Eine zusätzliche Funktion bietet die Kodierunterstützung speziell für den „akuten Herzinfarkt“ und den „akuten Schlaganfall“. Sollen die entsprechenden Kodes mit dem Zusatzkennzeichen „G“ für gesichert als Dauerdiagnose neu abgespeichert werden, erhält der Anwender einen Hinweis. Denn akute Diagnosen sind in aller Regel als Dauerdiagnosen ungeeignet, und für den Herzinfarkt und Schlaganfall sieht die ICD-10-GM spezifische Kodes für die dauerhafte Schädigung und Behandlung vor.
Fazit
Diese „Kodierunterstützung“ führt spätestens, wenn sie „scharfgeschaltet“ wird, bei der Quartalsabrechnung zu mehr bürokratischem Aufwand, denn man kann sie nicht grundsätzlich vermeiden. Was man nämlich nur zwischen den Zeilen lesen kann, ist die heimliche Auswirkung auf die Kodierungstiefe.
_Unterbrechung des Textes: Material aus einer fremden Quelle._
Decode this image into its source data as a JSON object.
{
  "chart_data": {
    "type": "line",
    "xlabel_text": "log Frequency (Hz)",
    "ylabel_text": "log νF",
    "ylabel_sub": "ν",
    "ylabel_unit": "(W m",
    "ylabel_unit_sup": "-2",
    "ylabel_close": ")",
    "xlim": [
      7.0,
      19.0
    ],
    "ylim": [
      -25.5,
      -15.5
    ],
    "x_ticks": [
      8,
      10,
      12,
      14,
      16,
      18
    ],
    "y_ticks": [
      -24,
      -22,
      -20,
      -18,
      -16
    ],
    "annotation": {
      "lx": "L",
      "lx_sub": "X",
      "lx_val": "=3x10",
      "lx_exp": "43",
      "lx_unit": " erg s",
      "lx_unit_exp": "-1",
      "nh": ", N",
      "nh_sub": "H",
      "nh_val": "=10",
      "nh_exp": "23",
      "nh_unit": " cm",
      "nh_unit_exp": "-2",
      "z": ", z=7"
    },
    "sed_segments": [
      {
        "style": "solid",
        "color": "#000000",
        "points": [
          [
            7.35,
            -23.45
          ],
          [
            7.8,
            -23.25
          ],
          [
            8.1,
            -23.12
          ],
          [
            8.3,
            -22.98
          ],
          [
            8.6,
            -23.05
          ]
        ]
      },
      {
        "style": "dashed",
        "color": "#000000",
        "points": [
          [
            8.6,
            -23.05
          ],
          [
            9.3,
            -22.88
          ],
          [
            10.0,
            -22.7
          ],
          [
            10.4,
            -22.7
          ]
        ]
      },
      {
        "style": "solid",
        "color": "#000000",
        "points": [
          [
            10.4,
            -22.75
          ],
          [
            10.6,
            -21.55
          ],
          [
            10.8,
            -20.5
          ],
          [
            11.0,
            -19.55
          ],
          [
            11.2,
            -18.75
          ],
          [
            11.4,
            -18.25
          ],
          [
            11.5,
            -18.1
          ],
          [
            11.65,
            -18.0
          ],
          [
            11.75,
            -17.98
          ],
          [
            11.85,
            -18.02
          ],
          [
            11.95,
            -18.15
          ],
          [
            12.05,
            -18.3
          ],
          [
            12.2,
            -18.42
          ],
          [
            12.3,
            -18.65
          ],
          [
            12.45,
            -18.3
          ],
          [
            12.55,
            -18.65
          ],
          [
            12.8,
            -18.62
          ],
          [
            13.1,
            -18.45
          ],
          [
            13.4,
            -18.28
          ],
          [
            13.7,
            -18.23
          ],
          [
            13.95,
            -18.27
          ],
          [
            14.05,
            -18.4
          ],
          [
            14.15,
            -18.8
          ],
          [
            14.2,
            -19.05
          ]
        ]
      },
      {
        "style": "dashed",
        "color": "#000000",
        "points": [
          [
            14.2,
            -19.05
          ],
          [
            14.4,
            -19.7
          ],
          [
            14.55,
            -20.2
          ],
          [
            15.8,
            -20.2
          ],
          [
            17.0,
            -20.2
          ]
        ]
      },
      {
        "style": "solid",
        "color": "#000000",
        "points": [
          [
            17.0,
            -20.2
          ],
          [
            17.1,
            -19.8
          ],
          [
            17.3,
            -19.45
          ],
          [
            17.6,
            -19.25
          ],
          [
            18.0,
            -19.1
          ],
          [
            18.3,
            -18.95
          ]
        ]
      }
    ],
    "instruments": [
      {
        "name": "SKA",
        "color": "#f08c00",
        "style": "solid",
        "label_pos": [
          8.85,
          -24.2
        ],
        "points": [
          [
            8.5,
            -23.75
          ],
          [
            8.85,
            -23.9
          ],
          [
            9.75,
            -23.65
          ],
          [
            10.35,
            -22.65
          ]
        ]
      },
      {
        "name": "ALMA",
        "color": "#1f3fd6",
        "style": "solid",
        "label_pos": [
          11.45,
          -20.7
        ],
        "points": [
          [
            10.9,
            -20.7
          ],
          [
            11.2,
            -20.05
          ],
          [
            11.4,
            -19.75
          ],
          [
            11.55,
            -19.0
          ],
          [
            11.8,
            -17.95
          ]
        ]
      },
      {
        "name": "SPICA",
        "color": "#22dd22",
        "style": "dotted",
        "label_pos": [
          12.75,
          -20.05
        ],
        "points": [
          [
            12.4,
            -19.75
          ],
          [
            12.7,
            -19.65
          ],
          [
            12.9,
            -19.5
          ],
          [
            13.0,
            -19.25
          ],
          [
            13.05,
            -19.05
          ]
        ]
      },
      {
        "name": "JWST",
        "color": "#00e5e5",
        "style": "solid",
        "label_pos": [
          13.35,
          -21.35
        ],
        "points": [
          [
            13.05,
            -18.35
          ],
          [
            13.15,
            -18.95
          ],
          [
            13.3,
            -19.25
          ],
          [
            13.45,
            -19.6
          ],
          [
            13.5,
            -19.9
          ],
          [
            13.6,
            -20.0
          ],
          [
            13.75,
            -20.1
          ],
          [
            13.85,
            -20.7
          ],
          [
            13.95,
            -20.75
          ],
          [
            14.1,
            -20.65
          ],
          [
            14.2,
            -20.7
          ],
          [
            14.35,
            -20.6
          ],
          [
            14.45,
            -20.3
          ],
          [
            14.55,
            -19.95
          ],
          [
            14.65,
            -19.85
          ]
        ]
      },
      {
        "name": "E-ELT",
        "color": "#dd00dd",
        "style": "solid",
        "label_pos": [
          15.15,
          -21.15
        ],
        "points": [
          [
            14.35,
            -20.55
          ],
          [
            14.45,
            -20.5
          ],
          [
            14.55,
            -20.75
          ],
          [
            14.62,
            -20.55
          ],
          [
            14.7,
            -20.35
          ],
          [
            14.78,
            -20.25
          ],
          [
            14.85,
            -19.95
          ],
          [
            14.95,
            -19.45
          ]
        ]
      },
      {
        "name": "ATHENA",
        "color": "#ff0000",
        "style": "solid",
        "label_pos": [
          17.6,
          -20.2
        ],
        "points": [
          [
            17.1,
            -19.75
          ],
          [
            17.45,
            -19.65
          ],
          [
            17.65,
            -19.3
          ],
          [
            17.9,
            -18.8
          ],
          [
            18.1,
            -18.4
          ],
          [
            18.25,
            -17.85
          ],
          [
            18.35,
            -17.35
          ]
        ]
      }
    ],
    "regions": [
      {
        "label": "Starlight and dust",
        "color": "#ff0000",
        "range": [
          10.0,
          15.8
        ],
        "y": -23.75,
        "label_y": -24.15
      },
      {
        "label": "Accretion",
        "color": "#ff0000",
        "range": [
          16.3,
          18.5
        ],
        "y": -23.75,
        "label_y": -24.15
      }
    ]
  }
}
Die war bisher freiwillig, wurde von einigen Kassen aber sogar finanziell belohnt und ist im Rahmen der HzV-Abrechnung sogar von grundlegender Bedeutung. Eigenmächtige Entscheidungen über die Art der Kodierung und deren Auswirkung auf das Abrechnungsergebnis sind künftig kaum noch möglich! Man kann die Kodierempfehlungen zwar ignorieren, muss sich z. B. im Falle von Prüfmaßnahmen aber fragen lassen, warum man das gemacht hat.
Wer mit seinem PVS-Anbieter zu schnell bei der Umsetzung war, darf das nun schon seit dem 1. Quartal 2022 auskosten! Wer zu langsam war, hat durch die jetzige Entscheidung der KBV voraussichtlich bis zum 3. Quartal 2022 eine Galgenfrist.
Dr. med. Gerd W. Zimmermann ist Facharzt für Allgemeinmedizin mit eigener Praxis in Hofheim/Taunus und seit vielen Jahren als Referent sowie Autor zum Thema Leistungsabrechnung nach EBM und GOÄ tätig.